Reductive destruction of dacarbazine, procarbazine hydrochloride, isoniazid, and iproniazid

Abstract

Reductive destruction of dacarbazine, procarbazine hydrochloride, isoniazid, and iproniazid using nickel-aluminum alloy in basic solution is described. Solutions of dacarbazine 10 mg/mL were prepared by adding dacarbazine 100 mg, citric acid 100 mg, and mannitol 50 mg to 10 mL of water. Aqueous solutions of procarbazine hydrochloride 10 mg/mL were prepared from commercially available capsules, and aqueous solutions of isoniazid 10 mg/mL and iproniazid 5 mg/mL were prepared from powdered drug.
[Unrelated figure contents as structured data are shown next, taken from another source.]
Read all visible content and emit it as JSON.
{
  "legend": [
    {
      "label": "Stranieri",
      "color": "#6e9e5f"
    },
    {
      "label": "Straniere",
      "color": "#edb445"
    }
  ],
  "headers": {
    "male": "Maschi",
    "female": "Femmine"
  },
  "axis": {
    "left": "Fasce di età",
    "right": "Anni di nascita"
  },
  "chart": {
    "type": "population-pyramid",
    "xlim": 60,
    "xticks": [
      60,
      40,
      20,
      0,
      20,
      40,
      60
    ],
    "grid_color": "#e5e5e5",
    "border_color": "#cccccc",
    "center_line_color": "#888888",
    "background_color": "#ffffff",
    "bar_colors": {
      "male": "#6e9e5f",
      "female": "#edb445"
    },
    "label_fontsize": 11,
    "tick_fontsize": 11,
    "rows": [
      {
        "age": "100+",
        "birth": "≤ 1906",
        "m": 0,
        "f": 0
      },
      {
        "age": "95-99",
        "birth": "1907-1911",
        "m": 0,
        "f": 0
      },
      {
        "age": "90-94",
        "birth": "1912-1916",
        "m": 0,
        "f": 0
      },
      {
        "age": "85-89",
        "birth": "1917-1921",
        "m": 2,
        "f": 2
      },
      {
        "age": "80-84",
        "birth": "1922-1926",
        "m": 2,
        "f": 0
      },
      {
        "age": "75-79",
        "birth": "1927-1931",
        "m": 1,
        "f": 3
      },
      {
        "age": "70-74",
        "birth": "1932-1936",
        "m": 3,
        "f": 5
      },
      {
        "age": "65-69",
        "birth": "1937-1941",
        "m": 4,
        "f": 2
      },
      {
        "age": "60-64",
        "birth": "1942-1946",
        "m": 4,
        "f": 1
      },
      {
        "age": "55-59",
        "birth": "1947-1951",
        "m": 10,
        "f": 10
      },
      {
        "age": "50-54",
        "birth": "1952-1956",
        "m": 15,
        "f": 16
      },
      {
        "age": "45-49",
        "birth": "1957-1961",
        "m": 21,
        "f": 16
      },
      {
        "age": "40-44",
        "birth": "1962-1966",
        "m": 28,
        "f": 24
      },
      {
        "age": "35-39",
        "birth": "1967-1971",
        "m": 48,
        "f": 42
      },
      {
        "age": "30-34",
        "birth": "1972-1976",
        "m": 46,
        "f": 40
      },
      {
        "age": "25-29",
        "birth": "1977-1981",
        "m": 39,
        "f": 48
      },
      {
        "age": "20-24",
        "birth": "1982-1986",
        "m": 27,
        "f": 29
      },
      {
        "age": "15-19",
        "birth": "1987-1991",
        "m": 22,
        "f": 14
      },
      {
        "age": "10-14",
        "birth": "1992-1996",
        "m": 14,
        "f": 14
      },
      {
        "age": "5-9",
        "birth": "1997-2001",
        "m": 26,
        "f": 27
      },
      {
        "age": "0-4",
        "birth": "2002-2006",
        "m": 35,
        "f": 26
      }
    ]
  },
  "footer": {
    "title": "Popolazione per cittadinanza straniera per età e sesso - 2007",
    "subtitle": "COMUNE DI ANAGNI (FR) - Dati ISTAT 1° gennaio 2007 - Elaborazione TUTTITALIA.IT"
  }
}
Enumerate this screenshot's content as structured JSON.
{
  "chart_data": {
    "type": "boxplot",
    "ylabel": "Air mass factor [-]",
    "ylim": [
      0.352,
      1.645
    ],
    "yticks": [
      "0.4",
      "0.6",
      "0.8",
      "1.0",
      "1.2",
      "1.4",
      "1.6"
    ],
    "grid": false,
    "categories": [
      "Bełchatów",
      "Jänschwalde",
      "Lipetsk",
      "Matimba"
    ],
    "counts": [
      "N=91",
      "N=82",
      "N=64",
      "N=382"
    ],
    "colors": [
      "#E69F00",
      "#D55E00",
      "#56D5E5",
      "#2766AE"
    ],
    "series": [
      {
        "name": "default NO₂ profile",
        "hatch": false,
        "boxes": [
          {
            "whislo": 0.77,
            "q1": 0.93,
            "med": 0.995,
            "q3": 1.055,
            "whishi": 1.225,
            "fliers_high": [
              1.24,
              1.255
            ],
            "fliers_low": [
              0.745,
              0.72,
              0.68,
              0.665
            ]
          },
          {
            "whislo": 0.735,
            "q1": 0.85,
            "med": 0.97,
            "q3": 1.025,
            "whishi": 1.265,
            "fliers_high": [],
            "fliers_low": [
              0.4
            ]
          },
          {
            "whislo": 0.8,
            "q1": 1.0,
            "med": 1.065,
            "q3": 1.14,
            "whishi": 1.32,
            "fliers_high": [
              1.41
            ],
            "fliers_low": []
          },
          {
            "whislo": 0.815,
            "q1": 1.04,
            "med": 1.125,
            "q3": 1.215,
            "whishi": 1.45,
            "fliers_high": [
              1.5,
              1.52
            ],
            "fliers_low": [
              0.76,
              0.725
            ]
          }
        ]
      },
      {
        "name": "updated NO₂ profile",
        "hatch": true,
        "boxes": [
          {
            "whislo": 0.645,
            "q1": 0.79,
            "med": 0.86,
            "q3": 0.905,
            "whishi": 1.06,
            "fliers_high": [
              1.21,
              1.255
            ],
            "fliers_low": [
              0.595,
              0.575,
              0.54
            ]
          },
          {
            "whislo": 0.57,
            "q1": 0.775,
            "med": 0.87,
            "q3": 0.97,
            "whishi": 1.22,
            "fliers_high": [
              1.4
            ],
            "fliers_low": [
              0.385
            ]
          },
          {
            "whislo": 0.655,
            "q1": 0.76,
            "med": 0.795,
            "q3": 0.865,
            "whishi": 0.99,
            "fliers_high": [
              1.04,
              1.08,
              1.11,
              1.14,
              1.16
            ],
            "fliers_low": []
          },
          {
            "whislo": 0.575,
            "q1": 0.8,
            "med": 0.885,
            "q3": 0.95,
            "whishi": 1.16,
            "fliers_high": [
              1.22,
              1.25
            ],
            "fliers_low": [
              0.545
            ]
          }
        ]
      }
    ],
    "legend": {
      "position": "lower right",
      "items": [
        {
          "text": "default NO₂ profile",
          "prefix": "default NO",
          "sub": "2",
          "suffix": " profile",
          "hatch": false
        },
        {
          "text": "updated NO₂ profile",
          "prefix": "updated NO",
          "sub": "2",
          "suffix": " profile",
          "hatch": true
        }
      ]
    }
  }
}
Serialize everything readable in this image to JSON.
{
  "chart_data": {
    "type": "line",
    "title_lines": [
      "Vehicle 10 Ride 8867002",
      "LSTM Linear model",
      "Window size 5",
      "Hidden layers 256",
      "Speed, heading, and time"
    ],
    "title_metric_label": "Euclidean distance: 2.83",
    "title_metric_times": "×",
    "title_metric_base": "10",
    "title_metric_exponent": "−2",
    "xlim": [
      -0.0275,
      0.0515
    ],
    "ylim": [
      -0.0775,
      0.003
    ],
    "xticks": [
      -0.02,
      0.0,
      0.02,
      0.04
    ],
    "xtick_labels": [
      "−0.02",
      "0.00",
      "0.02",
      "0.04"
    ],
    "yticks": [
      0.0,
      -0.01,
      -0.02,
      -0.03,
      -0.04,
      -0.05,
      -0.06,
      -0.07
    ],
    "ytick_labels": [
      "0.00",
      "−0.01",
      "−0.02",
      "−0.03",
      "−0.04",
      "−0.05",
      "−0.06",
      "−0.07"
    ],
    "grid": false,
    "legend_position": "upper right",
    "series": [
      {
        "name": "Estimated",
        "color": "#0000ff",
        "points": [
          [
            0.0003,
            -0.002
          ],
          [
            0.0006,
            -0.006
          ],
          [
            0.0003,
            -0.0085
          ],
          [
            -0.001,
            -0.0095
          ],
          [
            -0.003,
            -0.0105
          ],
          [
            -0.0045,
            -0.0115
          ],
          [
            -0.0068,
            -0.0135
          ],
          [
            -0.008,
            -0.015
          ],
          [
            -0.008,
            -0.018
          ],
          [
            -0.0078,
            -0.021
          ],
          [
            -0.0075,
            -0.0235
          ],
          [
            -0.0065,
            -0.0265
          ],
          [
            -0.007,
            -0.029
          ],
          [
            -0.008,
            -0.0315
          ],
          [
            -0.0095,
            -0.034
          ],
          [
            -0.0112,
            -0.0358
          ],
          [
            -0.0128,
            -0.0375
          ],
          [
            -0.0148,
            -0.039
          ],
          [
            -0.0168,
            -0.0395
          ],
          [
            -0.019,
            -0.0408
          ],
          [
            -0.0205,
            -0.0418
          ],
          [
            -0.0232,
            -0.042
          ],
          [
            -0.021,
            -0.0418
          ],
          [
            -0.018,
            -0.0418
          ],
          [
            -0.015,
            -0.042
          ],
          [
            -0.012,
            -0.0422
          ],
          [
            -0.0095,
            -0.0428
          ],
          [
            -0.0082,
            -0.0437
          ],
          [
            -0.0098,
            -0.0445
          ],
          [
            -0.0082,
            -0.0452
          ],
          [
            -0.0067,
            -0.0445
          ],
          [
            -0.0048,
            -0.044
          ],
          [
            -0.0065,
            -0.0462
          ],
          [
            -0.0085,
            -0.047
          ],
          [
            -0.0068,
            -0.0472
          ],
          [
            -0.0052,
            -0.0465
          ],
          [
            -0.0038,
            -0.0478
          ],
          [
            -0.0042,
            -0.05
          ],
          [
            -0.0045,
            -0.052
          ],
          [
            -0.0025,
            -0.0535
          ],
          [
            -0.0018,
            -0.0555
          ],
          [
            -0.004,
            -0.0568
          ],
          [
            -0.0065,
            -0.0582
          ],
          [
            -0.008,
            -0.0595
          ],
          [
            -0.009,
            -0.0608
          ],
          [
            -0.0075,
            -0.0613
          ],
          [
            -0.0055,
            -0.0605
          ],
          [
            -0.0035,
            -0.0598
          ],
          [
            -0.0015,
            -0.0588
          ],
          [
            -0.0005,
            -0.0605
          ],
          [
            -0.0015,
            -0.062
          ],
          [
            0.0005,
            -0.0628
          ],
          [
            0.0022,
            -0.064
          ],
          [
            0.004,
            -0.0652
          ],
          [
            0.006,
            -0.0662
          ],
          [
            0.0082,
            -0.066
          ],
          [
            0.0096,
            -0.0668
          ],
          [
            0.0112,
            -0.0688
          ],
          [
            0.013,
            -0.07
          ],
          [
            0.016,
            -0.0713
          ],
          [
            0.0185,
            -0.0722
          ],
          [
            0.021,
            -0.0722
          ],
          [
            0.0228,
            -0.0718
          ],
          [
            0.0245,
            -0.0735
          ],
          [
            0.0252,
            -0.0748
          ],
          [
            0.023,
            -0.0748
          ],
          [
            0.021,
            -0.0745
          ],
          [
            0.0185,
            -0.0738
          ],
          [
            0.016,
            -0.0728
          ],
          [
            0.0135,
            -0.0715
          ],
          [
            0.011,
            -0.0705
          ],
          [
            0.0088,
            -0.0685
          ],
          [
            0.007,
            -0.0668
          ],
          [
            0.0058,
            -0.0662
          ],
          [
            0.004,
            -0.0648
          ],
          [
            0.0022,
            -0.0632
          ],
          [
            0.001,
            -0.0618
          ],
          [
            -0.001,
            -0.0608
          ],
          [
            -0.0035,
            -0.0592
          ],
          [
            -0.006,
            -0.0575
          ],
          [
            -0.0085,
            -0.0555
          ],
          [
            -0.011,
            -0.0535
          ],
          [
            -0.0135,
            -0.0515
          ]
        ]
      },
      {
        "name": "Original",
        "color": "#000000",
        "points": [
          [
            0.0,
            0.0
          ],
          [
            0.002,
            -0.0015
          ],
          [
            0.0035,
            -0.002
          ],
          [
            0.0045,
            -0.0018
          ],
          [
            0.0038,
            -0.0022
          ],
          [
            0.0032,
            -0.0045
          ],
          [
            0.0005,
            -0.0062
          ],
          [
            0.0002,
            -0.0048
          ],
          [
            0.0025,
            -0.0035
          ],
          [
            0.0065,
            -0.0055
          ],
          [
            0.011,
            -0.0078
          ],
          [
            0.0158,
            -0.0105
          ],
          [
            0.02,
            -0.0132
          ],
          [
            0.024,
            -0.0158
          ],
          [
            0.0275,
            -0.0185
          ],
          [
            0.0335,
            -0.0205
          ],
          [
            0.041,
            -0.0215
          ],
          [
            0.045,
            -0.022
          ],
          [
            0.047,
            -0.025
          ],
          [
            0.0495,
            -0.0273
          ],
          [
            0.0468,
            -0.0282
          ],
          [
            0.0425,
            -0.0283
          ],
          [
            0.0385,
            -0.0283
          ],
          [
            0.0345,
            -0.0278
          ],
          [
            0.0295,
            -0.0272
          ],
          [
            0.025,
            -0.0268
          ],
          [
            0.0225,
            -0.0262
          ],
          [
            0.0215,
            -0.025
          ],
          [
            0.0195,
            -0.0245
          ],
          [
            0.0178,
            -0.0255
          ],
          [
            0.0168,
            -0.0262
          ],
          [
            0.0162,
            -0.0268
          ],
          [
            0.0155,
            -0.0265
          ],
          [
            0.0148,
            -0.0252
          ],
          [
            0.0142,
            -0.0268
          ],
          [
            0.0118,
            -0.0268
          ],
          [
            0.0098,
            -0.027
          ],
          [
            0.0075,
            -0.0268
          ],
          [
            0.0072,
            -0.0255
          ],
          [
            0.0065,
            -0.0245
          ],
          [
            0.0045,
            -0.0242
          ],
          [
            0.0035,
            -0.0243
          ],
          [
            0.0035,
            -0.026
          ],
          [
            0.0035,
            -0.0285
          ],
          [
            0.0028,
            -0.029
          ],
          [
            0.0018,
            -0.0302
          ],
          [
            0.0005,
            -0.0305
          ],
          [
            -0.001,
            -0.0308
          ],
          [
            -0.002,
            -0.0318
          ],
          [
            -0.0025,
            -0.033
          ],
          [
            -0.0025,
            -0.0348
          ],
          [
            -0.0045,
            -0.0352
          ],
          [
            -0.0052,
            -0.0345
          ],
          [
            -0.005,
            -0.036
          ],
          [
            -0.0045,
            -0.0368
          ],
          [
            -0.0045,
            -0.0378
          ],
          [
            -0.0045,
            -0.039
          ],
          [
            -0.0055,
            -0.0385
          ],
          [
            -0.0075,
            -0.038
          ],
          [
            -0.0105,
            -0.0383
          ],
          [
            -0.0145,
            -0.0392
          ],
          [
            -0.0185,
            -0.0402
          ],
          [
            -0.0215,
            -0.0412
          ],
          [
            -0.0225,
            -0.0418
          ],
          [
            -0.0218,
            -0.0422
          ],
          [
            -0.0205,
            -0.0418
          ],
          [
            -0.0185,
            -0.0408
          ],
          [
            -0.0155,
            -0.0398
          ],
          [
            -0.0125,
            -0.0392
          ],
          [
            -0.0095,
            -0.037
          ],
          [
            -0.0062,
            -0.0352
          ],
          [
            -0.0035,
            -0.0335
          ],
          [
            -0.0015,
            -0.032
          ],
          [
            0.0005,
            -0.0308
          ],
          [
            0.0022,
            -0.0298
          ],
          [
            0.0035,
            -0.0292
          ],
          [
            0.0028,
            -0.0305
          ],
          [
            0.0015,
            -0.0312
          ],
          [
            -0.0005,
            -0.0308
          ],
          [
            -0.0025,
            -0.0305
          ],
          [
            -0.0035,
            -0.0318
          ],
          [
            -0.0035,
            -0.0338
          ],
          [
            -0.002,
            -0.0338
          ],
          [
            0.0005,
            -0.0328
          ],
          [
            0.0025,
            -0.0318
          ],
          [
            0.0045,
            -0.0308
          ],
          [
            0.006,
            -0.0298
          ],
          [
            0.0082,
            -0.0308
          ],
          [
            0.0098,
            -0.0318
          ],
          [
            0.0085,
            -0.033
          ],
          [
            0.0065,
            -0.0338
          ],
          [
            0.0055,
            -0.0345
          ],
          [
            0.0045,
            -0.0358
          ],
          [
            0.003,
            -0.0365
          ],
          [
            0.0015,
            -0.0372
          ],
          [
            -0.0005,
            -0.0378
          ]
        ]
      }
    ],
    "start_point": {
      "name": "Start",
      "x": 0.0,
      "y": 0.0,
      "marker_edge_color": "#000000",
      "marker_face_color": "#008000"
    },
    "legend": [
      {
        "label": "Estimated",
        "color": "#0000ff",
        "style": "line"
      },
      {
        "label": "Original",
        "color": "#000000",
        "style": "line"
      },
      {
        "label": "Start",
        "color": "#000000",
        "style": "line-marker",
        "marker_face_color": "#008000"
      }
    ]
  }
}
Reductive destruction of drugs was accomplished by mixing each solution with an equal volume of 1 M potassium hydroxide solution and adding 1 g of nickel-aluminum alloy for each 20 mL of basified solution. The resulting mixtures were stirred for 20 hours (96 hours for iproniazid) and analyzed by high-performance liquid chromatography and gas chromatography for the presence of residual drug and degradation products. Dacarbazine solutions were also subjected to destruction by photolysis and by oxidation using potassium permanganate in sulfuric acid, and the results were compared with those obtained by reductive destruction. All reaction mixtures were tested for mutagenicity in Salmonella strains. All drugs subjected to reductive destruction were completely degraded to the limits of detection of the assay and produced only nonmutagenic reaction mixtures. The only acceptable results for dacarbazine were obtained by the reductive destruction method. Reduction of dacarbazine, procarbazine hydrochloride, isoniazid, and iproniazid with nickel-aluminum alloy in dilute base appears to be a good method for the destruction of these toxic compounds.